For those who already know the work, this is a recording that I can recommend wholeheartedly, as it offers a genuinely exciting alternative to the major "brand names" in the Baroque music world. There are very fine recordings by great conductors, with some stellar line-ups of soloists on offer (Herreweghe trumps almost everyone with his incredible array of singers), but this is a breath of fresh air. The Baltasar-Neumann-Ensemble is a relatively new group to join the fray, but it brings with it a director who made his name with some fascinating work on early operas, whose sense of drama and above all of pace sets him apart from his peers. Where Gardiner can at times seem mechanical and hurried, and Herreweghe over-indulgent (at least in his version of the Agnus Dei, no matter how wonderfully Andreas Scholl sings it), Hengelbrock allows slow movements to breathe naturally, but can inject real fire and pace when he needs it (witness the Et Resurrexit).

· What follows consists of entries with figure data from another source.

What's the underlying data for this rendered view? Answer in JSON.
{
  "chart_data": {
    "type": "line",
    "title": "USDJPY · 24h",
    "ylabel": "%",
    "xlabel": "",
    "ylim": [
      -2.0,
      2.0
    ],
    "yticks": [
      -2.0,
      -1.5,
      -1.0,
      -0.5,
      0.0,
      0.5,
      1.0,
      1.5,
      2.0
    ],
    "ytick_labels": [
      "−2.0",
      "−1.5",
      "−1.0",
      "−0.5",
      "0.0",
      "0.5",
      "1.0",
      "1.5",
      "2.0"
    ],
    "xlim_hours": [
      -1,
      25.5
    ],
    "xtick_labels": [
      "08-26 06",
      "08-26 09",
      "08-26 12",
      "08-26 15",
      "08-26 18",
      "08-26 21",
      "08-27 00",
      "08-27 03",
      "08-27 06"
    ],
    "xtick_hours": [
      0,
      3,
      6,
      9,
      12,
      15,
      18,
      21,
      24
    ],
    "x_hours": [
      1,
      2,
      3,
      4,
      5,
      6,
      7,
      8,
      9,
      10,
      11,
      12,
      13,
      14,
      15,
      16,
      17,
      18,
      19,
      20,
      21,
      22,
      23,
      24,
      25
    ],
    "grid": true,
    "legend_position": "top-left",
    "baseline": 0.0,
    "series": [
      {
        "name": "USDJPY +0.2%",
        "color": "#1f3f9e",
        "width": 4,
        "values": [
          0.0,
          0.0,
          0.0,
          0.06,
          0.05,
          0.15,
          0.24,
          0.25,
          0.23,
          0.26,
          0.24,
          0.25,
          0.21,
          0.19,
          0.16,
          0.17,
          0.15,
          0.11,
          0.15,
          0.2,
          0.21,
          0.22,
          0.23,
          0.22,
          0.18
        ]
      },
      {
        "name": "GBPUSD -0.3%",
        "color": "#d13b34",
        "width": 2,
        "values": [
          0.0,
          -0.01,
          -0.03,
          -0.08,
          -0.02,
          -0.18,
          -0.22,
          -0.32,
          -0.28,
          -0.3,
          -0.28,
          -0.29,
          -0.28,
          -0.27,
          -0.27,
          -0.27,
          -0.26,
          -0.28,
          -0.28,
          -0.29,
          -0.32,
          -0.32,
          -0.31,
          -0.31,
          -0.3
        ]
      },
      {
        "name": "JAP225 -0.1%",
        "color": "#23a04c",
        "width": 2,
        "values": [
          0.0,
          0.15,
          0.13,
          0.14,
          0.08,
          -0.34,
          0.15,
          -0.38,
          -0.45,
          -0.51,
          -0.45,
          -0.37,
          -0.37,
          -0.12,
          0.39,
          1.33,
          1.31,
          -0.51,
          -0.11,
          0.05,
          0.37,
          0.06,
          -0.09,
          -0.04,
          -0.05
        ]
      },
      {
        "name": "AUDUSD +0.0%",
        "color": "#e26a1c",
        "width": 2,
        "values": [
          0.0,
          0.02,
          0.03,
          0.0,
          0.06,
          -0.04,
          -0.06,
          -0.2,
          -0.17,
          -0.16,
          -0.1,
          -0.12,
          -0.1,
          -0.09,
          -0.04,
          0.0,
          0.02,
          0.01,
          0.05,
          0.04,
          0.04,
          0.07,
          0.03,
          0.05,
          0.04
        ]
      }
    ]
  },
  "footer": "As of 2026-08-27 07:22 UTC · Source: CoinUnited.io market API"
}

And this vision of the music is thrillingly brought to life by an outstanding choir and orchestra. Technically there is some breathtaking work on this recording (again to mention the basses on the Et Resurrexit, where in the tricky central passage they fly through the runs with real style, and yet never putting a foot wrong.) The phrasing is incisive and very musical, and the overall effect quite stunning.
Where this recording deliberately sets itself apart from its competitors is in its soloists. Whereas most other groups bring in big names to attract the customers, Hengelbrock makes use of his own singers to "step out" and deliver the various solo and duet arias. These are technically tough works, and while none of the singers has a voice quite as brilliant as a Scholl or Kooy, they give excellent and moving performances. And I believe there is more value to be found here: because the same singers perform both chorus and solo items, the quality of sound is consistent throughout, so that the noise the sopranos make, for example, does not suddenly give way to a welter of full-throated opera for one number, and then switch back to a nice, polite chorus sound. For me this is a very pleasant revelation, and the variety of singers used adds real interest to listening for long periods.
This is a long review, and it has gone on for long enough. Buy this CD.